Food security concerns are plaguing the world. Experts offer some solutions but these are not sustainable. They negatively affect the environment and climate.
But Welsh farmers seem to have an answer for this. They are into non-intensive sustainable agriculture? What is it? How do the farmers do it?
Current debates on food policy and the Welsh farmers
There are a lot of debates ongoing in the world amongst policymakers as regards a mode of agriculture that should be sustainable. Moreover, UK lawmakers are also having heavy discussions on it.
The National Food Strategy for England report was published recently. And the bottom line is that agriculture should be such that it should be able to provide a large amount of food for the masses without damaging the environment and the climate at a cost that people can afford.
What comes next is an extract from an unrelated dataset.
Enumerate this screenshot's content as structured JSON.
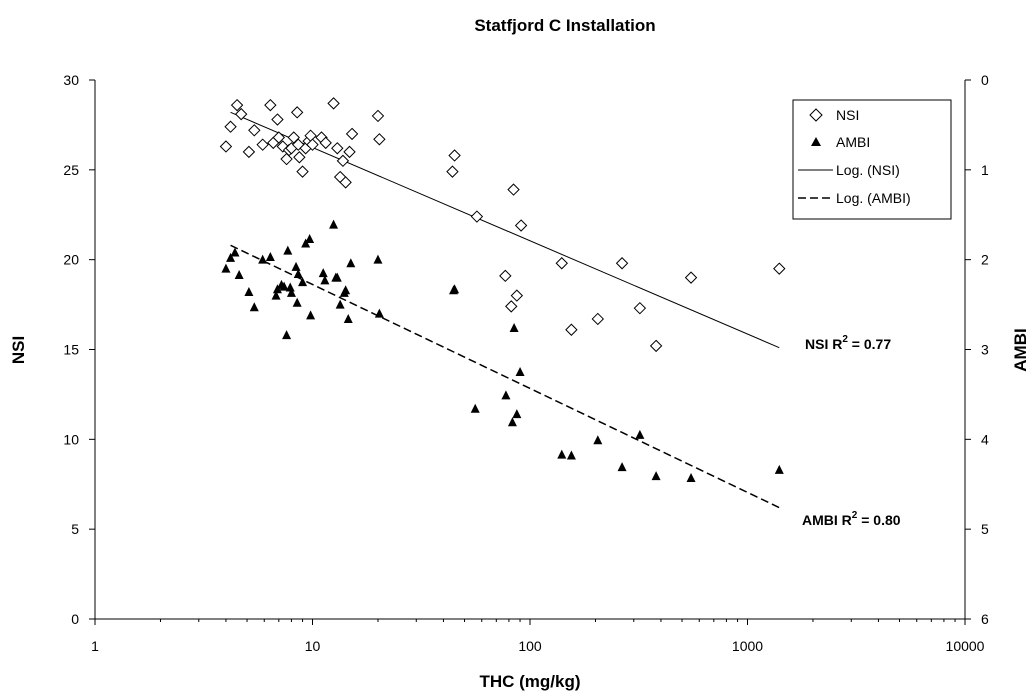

The pandemic and war have pushed the world to the brim and food scarcity and high cost of food are everywhere.
Welsh farming reps argue that they are easily able to procure red meat and they farm it sustainably. The Welsh farmers export Welsh lamb in great quantities to England where people consume it in large numbers.
This type of farming is the solution to the concerns affecting the food system, say the reps. They claim that ethically and sustainably produced red meat can meet the challenges affecting humankind.
The statement from the chief executive of Meat Promotion Wales
The Wales authorities promote red meat production and do it sustainably. Authorities worldwide can follow it and reap its benefits. Gwyn Howells, Chief Executive at Hybu Cig Cymru – Meat Promotion Wales (HCC) explains:
“There are a number of issues which need addressing in our current food system. Obviously, the challenge of climate change is urgent and all sectors must play their part. Also, we must address food security, and be resilient in the face of external shocks such as the recent rise in costs and the war in Ukraine.”
“Rather than looking to faddish solutions, it’s time to support types of regenerative farming that are suited to the landscape and climate of these islands.”
Welsh red meat and its production
The whole world is amid a food crisis and learning from each other would be useful. Gwyn goes on to explain:
“Lamb and beef production in Wales, according to independent research, is already much lower in terms of emissions than most other countries, and projects are underway to reduce the climate impact even further.”
“Welsh livestock farmers use non-intensive methods, using land that’s unsuitable for other types of farming, and relying overwhelmingly on grass and rainfall rather than the additional inputs which are rocketing in their cost.”
“Any policies which put at risk our productive and sustainable domestic livestock sector present real dangers. Families could face increasing food bills. And we may end up importing more food which may be produced to lower environmental and welfare standards.”